“Cultural gypsies” is how the dapper duo behind the art collective Art Comes First (A.C.F.) describes they. “We take inspiration from subculture. Mods, rude boys, skinheads, punks - we pick parts of everything and put them in a melting pot,” says Sam Lambert, who, with Shaka Maidoh, forms the brand that encompasses everything from fashion design to brand consultancy and more.

Introduced outside a club eight years ago, the pair quickly bonded over their mutual passions for vintage clothing and vinyl records and A.C.F was born soon after. Both Lambert and Maidoh have spent time working on Savile Row - and the impact this has had on their designs is clear. Their clothes combine sartorial elegance with “punk-tailoring” - sharp suits, structured lines and cropped trousers that chicly meld influences from defiant British subcultures.
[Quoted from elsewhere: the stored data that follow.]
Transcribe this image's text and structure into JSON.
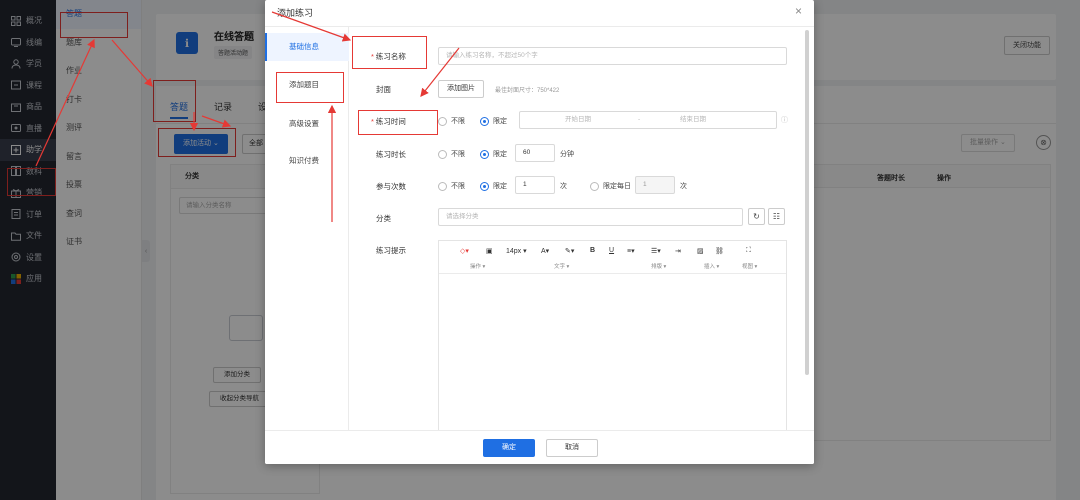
{
  "nav": {
    "items": [
      {
        "label": "概况",
        "icon": "grid-icon"
      },
      {
        "label": "线编",
        "icon": "tv-icon"
      },
      {
        "label": "学员",
        "icon": "user-icon"
      },
      {
        "label": "课程",
        "icon": "book-icon"
      },
      {
        "label": "商品",
        "icon": "bag-icon"
      },
      {
        "label": "直播",
        "icon": "video-icon"
      },
      {
        "label": "助学",
        "icon": "assist-icon"
      },
      {
        "label": "数科",
        "icon": "chart-icon"
      },
      {
        "label": "营销",
        "icon": "gift-icon"
      },
      {
        "label": "订单",
        "icon": "order-icon"
      },
      {
        "label": "文件",
        "icon": "folder-icon"
      },
      {
        "label": "设置",
        "icon": "gear-icon"
      },
      {
        "label": "应用",
        "icon": "apps-icon"
      }
    ]
  },
  "subnav": {
    "items": [
      "答题",
      "题库",
      "作业",
      "打卡",
      "测评",
      "留言",
      "投票",
      "查词",
      "证书"
    ]
  },
  "page": {
    "app_icon": "ℹ",
    "app_title": "在线答题",
    "app_sub": "答题活动题 ",
    "close_function": "关闭功能",
    "tabs": [
      "答题",
      "记录",
      "设置"
    ],
    "add_activity": "添加活动",
    "select_all": "全部",
    "batch_op": "批量操作",
    "category_header": "分类",
    "category_search_placeholder": "请输入分类名称",
    "add_category": "添加分类",
    "collapse_category": "收起分类导航",
    "col_duration": "答题时长",
    "col_operation": "操作"
  },
  "modal": {
    "title": "添加练习",
    "close": "×",
    "side": [
      "基础信息",
      "添加题目",
      "高级设置",
      "知识付费"
    ],
    "name_label": "练习名称",
    "name_placeholder": "请输入练习名称，不超过50个字",
    "cover_label": "封面",
    "cover_button": "添加图片",
    "cover_hint": "最佳封面尺寸：750*422",
    "time_label": "练习时间",
    "time_unlimited": "不限",
    "time_limited": "限定",
    "start_date": "开始日期",
    "date_sep": "-",
    "end_date": "结束日期",
    "duration_label": "练习时长",
    "duration_unlimited": "不限",
    "duration_limited": "限定",
    "duration_value": "60",
    "duration_unit": "分钟",
    "attempts_label": "参与次数",
    "attempts_unlimited": "不限",
    "attempts_limited": "限定",
    "attempts_value": "1",
    "attempts_unit": "次",
    "attempts_daily": "限定每日",
    "attempts_daily_value": "1",
    "attempts_daily_unit": "次",
    "category_label": "分类",
    "category_placeholder": "请选择分类",
    "tip_label": "练习提示",
    "editor": {
      "font_size": "14px",
      "bold": "B",
      "underline": "U",
      "groups": [
        "操作 ▾",
        "文字 ▾",
        "排版 ▾",
        "插入 ▾",
        "视图 ▾"
      ]
    },
    "ok": "确定",
    "cancel": "取消"
  },
  "colors": {
    "primary": "#1f6fe3",
    "annotation": "#e53935",
    "nav_bg": "#232731"
  }
}
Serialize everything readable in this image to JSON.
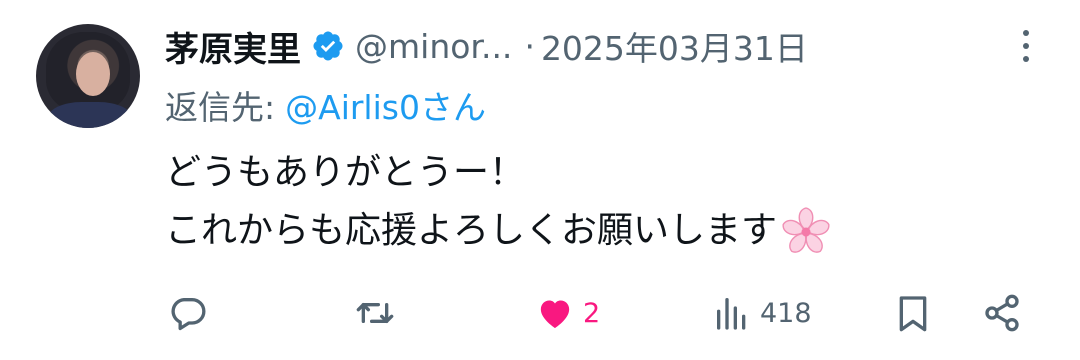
{
  "tweet": {
    "author_name": "茅原実里",
    "verified": true,
    "handle": "@minor...",
    "separator": "·",
    "date": "2025年03月31日",
    "reply_prefix": "返信先:",
    "reply_target": "@Airlis0さん",
    "lines": [
      "どうもありがとうー！",
      "これからも応援よろしくお願いします"
    ],
    "trailing_emoji": "cherry-blossom-emoji"
  },
  "actions": {
    "reply": {
      "icon": "reply-icon",
      "count": ""
    },
    "retweet": {
      "icon": "retweet-icon",
      "count": ""
    },
    "like": {
      "icon": "heart-icon",
      "count": "2",
      "active": true
    },
    "views": {
      "icon": "views-icon",
      "count": "418"
    },
    "bookmark": {
      "icon": "bookmark-icon"
    },
    "share": {
      "icon": "share-icon"
    }
  },
  "colors": {
    "text": "#0f1419",
    "secondary": "#536471",
    "link": "#1d9bf0",
    "like": "#f91880",
    "verified": "#1d9bf0"
  }
}
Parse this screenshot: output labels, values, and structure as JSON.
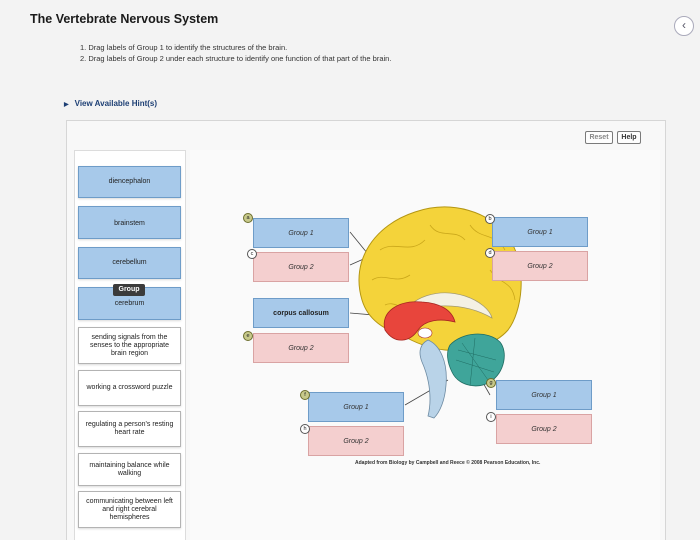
{
  "page": {
    "title": "The Vertebrate Nervous System",
    "instructions": [
      "1.  Drag labels of Group 1 to identify the structures of the brain.",
      "2.  Drag labels of Group 2 under each structure to identify one function of that part of the brain."
    ],
    "hints_link": "View Available Hint(s)"
  },
  "toolbar": {
    "reset_label": "Reset",
    "help_label": "Help"
  },
  "labels": {
    "diencephalon": "diencephalon",
    "brainstem": "brainstem",
    "cerebellum": "cerebellum",
    "cerebrum": "cerebrum",
    "drag_tag": "Group",
    "sensory": "sending signals from the senses to the appropriate brain region",
    "crossword": "working a crossword puzzle",
    "heart": "regulating a person's resting heart rate",
    "balance": "maintaining balance while walking",
    "hemispheres": "communicating between left and right cerebral hemispheres"
  },
  "targets": {
    "a_group1": "Group 1",
    "c_group2": "Group 2",
    "corpus": "corpus callosum",
    "e_group2": "Group 2",
    "b_group1": "Group 1",
    "d_group2": "Group 2",
    "f_group1": "Group 1",
    "h_group2": "Group 2",
    "g_group1": "Group 1",
    "i_group2": "Group 2"
  },
  "pins": {
    "a": "a",
    "b": "b",
    "c": "c",
    "d": "d",
    "e": "e",
    "f": "f",
    "g": "g",
    "h": "h",
    "i": "i"
  },
  "credit": "Adapted from Biology by Campbell and Reece © 2008 Pearson Education, Inc.",
  "colors": {
    "group1": "#a7c9ea",
    "group2": "#f4cfcf",
    "cerebrum": "#f4d33a",
    "diencephalon": "#e8453c",
    "cerebellum": "#3fa59a"
  },
  "icons": {
    "back": "chevron-left-icon",
    "hints": "triangle-right-icon"
  }
}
Lambert’s father was a tailor and he grew up surrounded by fabric; something he thinks has subconsciously shaped his current work. “I remember him being home and creating all these made-to-measure pieces - I realise that it’s the same thing we’re doing now,” he says. Maidoh, on the other hand, began adjusting clothes out of necessity. “Most of the vintage pieces we would buy from Portobello Market were either too small or too big, so I had to alter it myself,” he recalls.

The A.C.F front men have collaborated on an exclusive collection with Denham, fusing their impeccable tailoring and love for the colour black with the denim label’s innovative approach to jean making. We caught up with the pair, who shed light into their collaboration.

Lane Crawford: How did the two of you meet?

Maidoh: We met through a mutual friend. I was outside a club one night, trying to get in, but I was too young. My friend and I started talking about our interests and I was about to go home. But he said ‘”Wait, you need to meet someone!” and then introduced me to Sam. I thought it’d be cool to know him because maybe he could get me into the club, but we actually had a lot in common. We liked similar music and both loved vintage clothing and records.

Lane Crawford: Where do you draw inspiration?

Lambert: We consider ourselves cultural gypsies. We both have an African background but we live in London. Two years ago, I moved to Paris and I used to live in Sweden. Shaka used to live in Boston. We’ve lived in a lot of different places with a lot of different cultural influences. Music is also a big influence. Right now, I’m listening to a lot of Ethiopian jazz. Curtis Harding is another favourite.

Lane Crawford: How do subculture and street style influence your clothing?

Maidoh: It all starts from a classic piece. A classic biker jacket, which punks decided to put studs on, for example. We like to play around with our garments and add a little twist of rebellion.

Lane Crawford: Can you tell us about your collaboration with Denham and the items you’re wearing now?

Maidoh: It was an organic progression. We’ve known them [Denham] for two or three years and it was the right time. The pair of jeans I’m wearing now is called Shaka. We made two styles – Shaka and Sam. We wanted to make the collection look like our tailored pieces. So we added zips to keep the pants cropped and tight at the bottom. But they are also very stretchy and utilitarian so you can wear them to different occasions.

Lambert: We can be picky when it comes to wearing something that is not ours. But I still remember Jason Denham, who owns the brand, giving us two pairs of jeans - they were Japanese salvage and so well cut. We wore those jeans all the time. The plus side of the material is not just that it stretches - but that it's a waxy stretch. Stretch fabric can be slightly feminine but the wax we applied really brought it to life. They don’t look like stretch jeans until you put them on and feel yourself moving around.

Lane Crawford: How do you see A.C.F evolving?

Lambert: We're hoping to open a headquarters with an art space, a shop, an atelier and a pop-up school. We're doing a few talks in Amsterdam at the museums and at a university but we'd like to bring that to our space in the future.